For some, Wanda’s onscreen journey from 2014’s Avengers: Age of Ultron to Multiverse of Madness is a fitting one. She was, after all, initially introduced as an operative for the terrorist organization Hydra. So, perhaps, the argument goes, it makes sense for her to take an “evil” turn. But such rationalizations ignore the fact that the Marvel mythology is built on redemption, on people overcoming grave circumstances to become heroes. If Bucky Barnes can survive Hydra manipulation to fight alongside the Avengers and remain a hero, why not Wanda? Why would she, one of the most powerful witches in the universe, morph into a character susceptible to manipulation by everyone and everything, from Hydra to Agatha Harkness to the Darkhold? People will say it’s because she is wracked with grief over the death of her partner, Vision, but such justifications are troubling because they rob one of the mightiest characters in the Marvel Cinematic Universe of her strength.
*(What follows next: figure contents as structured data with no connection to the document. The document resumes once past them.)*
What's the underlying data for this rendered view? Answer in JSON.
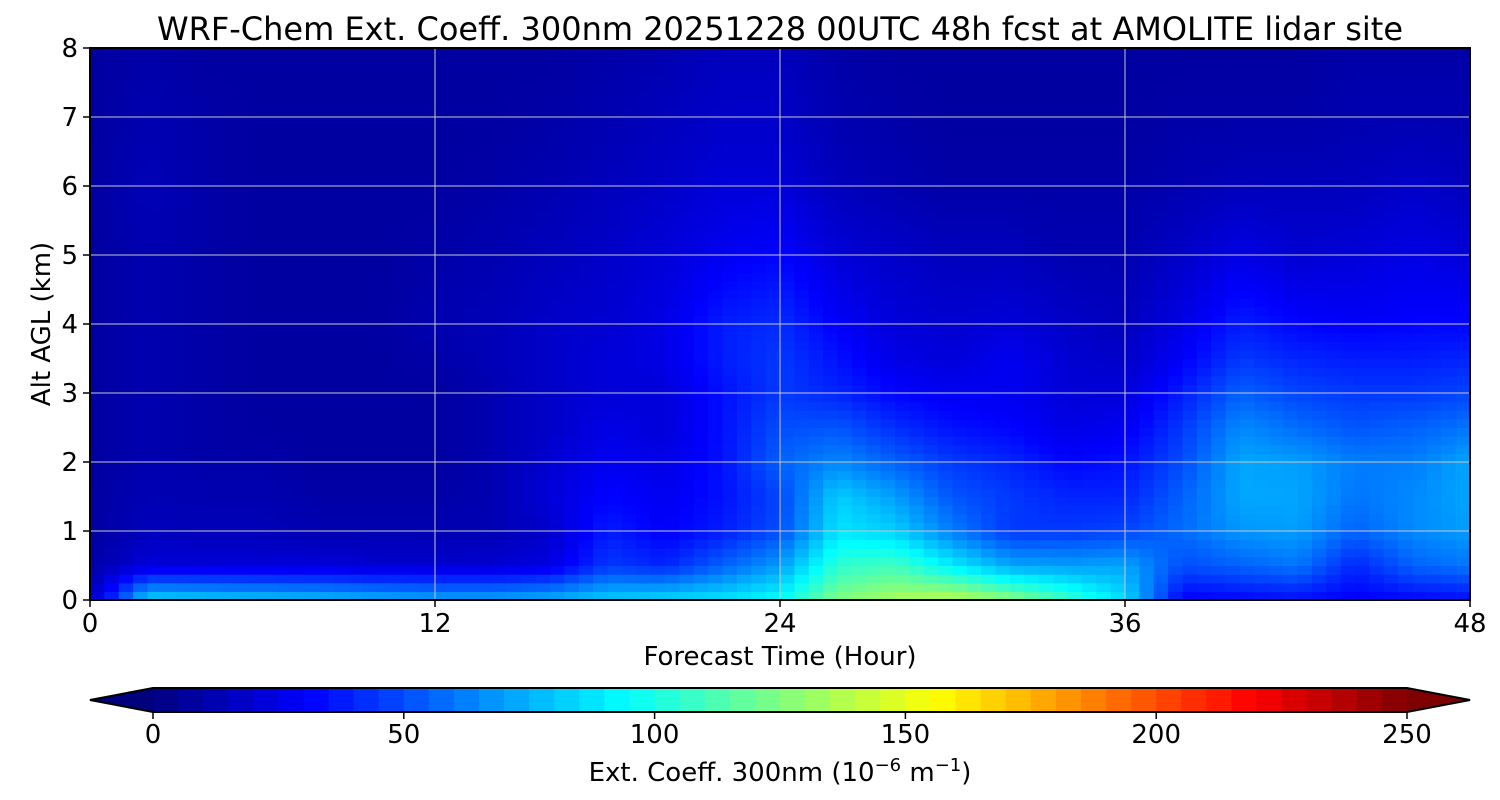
{
  "chart_data": {
    "type": "heatmap",
    "title": "WRF-Chem Ext. Coeff. 300nm  20251228 00UTC 48h fcst at AMOLITE lidar site",
    "xlabel": "Forecast Time (Hour)",
    "ylabel": "Alt AGL (km)",
    "xlim": [
      0,
      48
    ],
    "ylim": [
      0,
      8
    ],
    "xticks": [
      "0",
      "12",
      "24",
      "36",
      "48"
    ],
    "yticks": [
      "0",
      "1",
      "2",
      "3",
      "4",
      "5",
      "6",
      "7",
      "8"
    ],
    "grid": true,
    "z_units_note": "values are extinction coefficient at 300nm in 1e-6 m^-1",
    "x": [
      0,
      2,
      4,
      6,
      8,
      10,
      12,
      14,
      16,
      18,
      20,
      22,
      24,
      26,
      28,
      30,
      32,
      34,
      36,
      38,
      40,
      42,
      44,
      46,
      48
    ],
    "y": [
      0,
      0.5,
      1,
      1.5,
      2,
      2.5,
      3,
      3.5,
      4,
      5,
      6,
      7,
      8
    ],
    "z": [
      [
        15,
        85,
        82,
        80,
        78,
        75,
        72,
        72,
        75,
        82,
        85,
        88,
        95,
        125,
        135,
        140,
        128,
        108,
        85,
        30,
        32,
        34,
        30,
        32,
        34
      ],
      [
        10,
        22,
        22,
        22,
        22,
        20,
        20,
        20,
        24,
        45,
        40,
        55,
        70,
        105,
        110,
        90,
        72,
        70,
        72,
        50,
        55,
        60,
        40,
        55,
        60
      ],
      [
        8,
        15,
        14,
        14,
        12,
        12,
        12,
        13,
        18,
        38,
        30,
        38,
        50,
        88,
        82,
        62,
        45,
        45,
        48,
        58,
        68,
        70,
        55,
        65,
        70
      ],
      [
        8,
        13,
        12,
        12,
        10,
        10,
        10,
        12,
        22,
        32,
        28,
        35,
        48,
        82,
        70,
        52,
        45,
        40,
        40,
        55,
        72,
        72,
        60,
        65,
        72
      ],
      [
        8,
        12,
        10,
        10,
        8,
        8,
        8,
        12,
        20,
        28,
        25,
        35,
        55,
        65,
        55,
        45,
        40,
        32,
        35,
        50,
        72,
        70,
        62,
        62,
        72
      ],
      [
        8,
        12,
        10,
        8,
        8,
        8,
        8,
        12,
        18,
        25,
        22,
        35,
        50,
        52,
        42,
        35,
        32,
        25,
        28,
        45,
        65,
        58,
        52,
        55,
        60
      ],
      [
        8,
        12,
        10,
        8,
        8,
        8,
        8,
        12,
        18,
        22,
        22,
        35,
        45,
        40,
        32,
        28,
        28,
        22,
        22,
        38,
        55,
        48,
        45,
        45,
        48
      ],
      [
        8,
        12,
        10,
        8,
        8,
        8,
        10,
        14,
        18,
        22,
        25,
        38,
        45,
        35,
        25,
        22,
        28,
        20,
        18,
        30,
        45,
        40,
        38,
        38,
        40
      ],
      [
        8,
        12,
        10,
        8,
        8,
        8,
        12,
        14,
        18,
        20,
        25,
        38,
        42,
        30,
        22,
        20,
        22,
        18,
        15,
        25,
        38,
        32,
        30,
        32,
        32
      ],
      [
        8,
        12,
        10,
        8,
        8,
        8,
        10,
        12,
        15,
        18,
        22,
        28,
        32,
        22,
        18,
        15,
        15,
        12,
        12,
        18,
        25,
        20,
        22,
        25,
        22
      ],
      [
        8,
        14,
        10,
        8,
        8,
        8,
        8,
        10,
        12,
        15,
        18,
        22,
        22,
        15,
        12,
        10,
        10,
        10,
        10,
        12,
        15,
        15,
        15,
        18,
        15
      ],
      [
        8,
        12,
        10,
        8,
        8,
        8,
        8,
        8,
        10,
        12,
        15,
        18,
        18,
        12,
        10,
        8,
        8,
        8,
        8,
        10,
        10,
        10,
        12,
        12,
        12
      ],
      [
        8,
        10,
        8,
        8,
        8,
        8,
        8,
        8,
        8,
        10,
        12,
        15,
        15,
        10,
        8,
        8,
        8,
        8,
        8,
        8,
        8,
        8,
        10,
        10,
        10
      ]
    ],
    "colorbar": {
      "label": "Ext. Coeff. 300nm  (10",
      "label_exp1": "−6",
      "label_mid": " m",
      "label_exp2": "−1",
      "label_end": ")",
      "min": 0,
      "max": 250,
      "ticks": [
        "0",
        "50",
        "100",
        "150",
        "200",
        "250"
      ],
      "extend": "both",
      "colormap": "jet"
    }
  }
}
Many have pointed out that Wanda’s MCU journey parallels that of another high-profile Marvel heroine, and another story that has made it to the big screen (more than once, in fact): Jean Grey of the X-Men franchise. “The Dark Phoenix Saga,” as the story line has retroactively become known, saw Grey—one of the original members of the fan-favorite team—gain the abilities of a god, only to lose touch with her humanity and transform into a villain that needs to be dealt with by her fellow X-Men. It’s not Wanda’s story exactly, but the message is worryingly the same: Powerful women just can’t be trusted; you never know what they’re going to do.
The onscreen journey of Wanda Maximoff wasn’t directly inspired by Dark Phoenix, however; it actually is drawn directly from the character’s own comic book history, and in particular the work of writers John Byrne and Brian Michael Bendis. Byrne’s late-1980s, early-’90s run on West Coast Avengers (retitled Avengers West Coast midway through) is the basis for much of what the MCU Wanda has endured in the past couple of years. In the space of two years, Byrne dismantled Vision, undoing Wanda’s marriage in the process, revealed that her children were merely magical constructs that ceased to exist due to the machinations of a demonic villain, and had her possessed or influenced by two separate entities in order to turn her evil for different plot purposes.
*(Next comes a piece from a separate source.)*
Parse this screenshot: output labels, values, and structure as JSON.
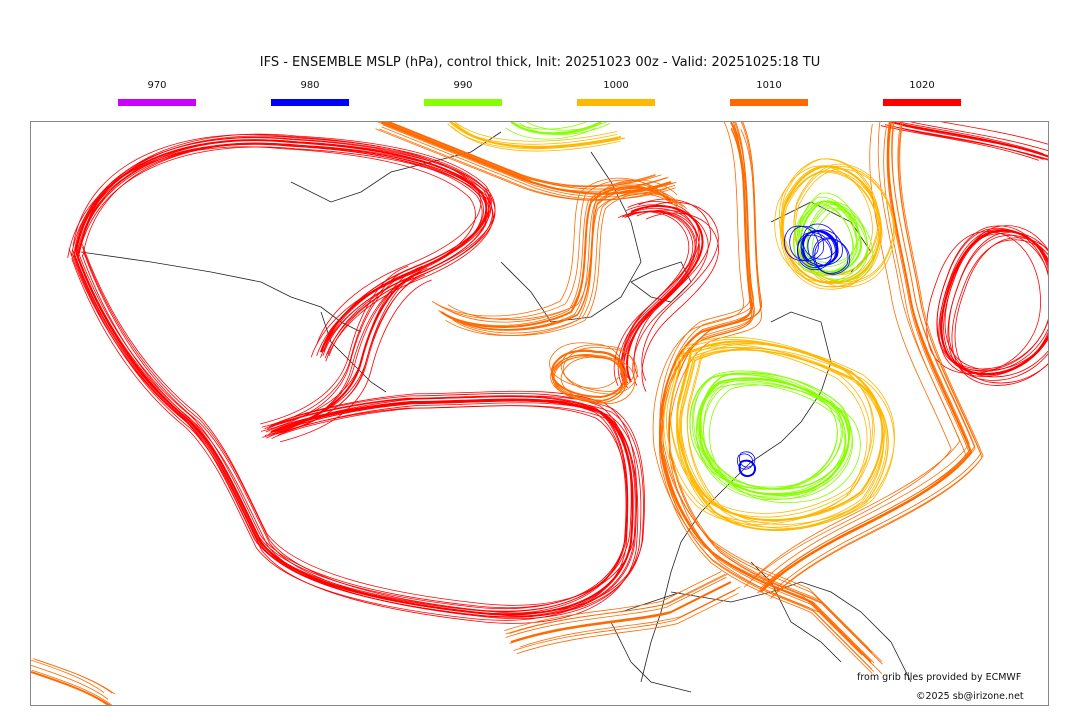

This was, Byrne has since claimed, all part of a larger story he was planning that never got told because he quit the series over conflicts with editors and executives at Marvel, but the wounds were already inflicted. Wanda’s world was undone and the character left damaged as a result.
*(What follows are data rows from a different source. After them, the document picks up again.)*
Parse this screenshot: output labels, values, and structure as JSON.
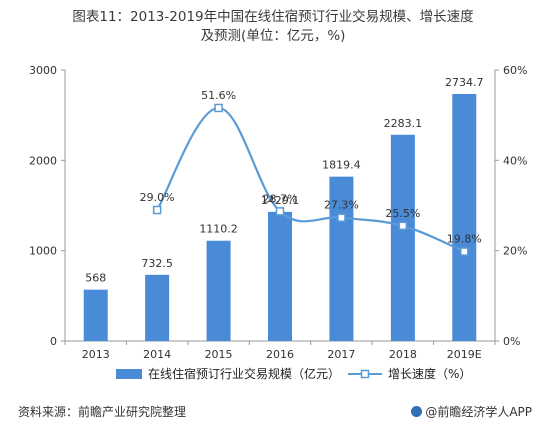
{
  "title": {
    "line1": "图表11：2013-2019年中国在线住宿预订行业交易规模、增长速度",
    "line2": "及预测(单位：亿元，%)"
  },
  "chart_data": {
    "type": "bar",
    "categories": [
      "2013",
      "2014",
      "2015",
      "2016",
      "2017",
      "2018",
      "2019E"
    ],
    "series": [
      {
        "name": "在线住宿预订行业交易规模（亿元）",
        "type": "bar",
        "axis": "left",
        "values": [
          568,
          732.5,
          1110.2,
          1429.1,
          1819.4,
          2283.1,
          2734.7
        ],
        "labels": [
          "568",
          "732.5",
          "1110.2",
          "1429.1",
          "1819.4",
          "2283.1",
          "2734.7"
        ]
      },
      {
        "name": "增长速度（%）",
        "type": "line",
        "axis": "right",
        "values": [
          null,
          29.0,
          51.6,
          28.7,
          27.3,
          25.5,
          19.8
        ],
        "labels": [
          "",
          "29.0%",
          "51.6%",
          "28.7%",
          "27.3%",
          "25.5%",
          "19.8%"
        ]
      }
    ],
    "y_left": {
      "range": [
        0,
        3000
      ],
      "ticks": [
        "0",
        "1000",
        "2000",
        "3000"
      ]
    },
    "y_right": {
      "range": [
        0,
        60
      ],
      "ticks": [
        "0%",
        "20%",
        "40%",
        "60%"
      ]
    },
    "grid": false,
    "legend": "bottom",
    "colors": {
      "bar": "#4a8bd8",
      "line": "#5b9bd5",
      "marker_fill": "#ffffff"
    }
  },
  "footer": {
    "source": "资料来源：前瞻产业研究院整理",
    "brand": "@前瞻经济学人APP"
  }
}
How damaged? Well, for that, we turn to Bendis’ 2004 Avengers writing debut, “Chaos.” (It’s also known as “Avengers Disassembled,” which was the official name of the publishing event the story spearheaded.) In this story, Wanda’s suppressed memories of her children are brought to the surface, causing her to lose her mind and try to kill all of the Avengers. She’s defeated by the team and is put into a magical coma by none other than Doctor Strange, then taken away by her then-father, X-Men villain Magneto. (Wanda’s parentage is a long-running, overly complex, repeatedly rewritten story line in comics; don’t ask.)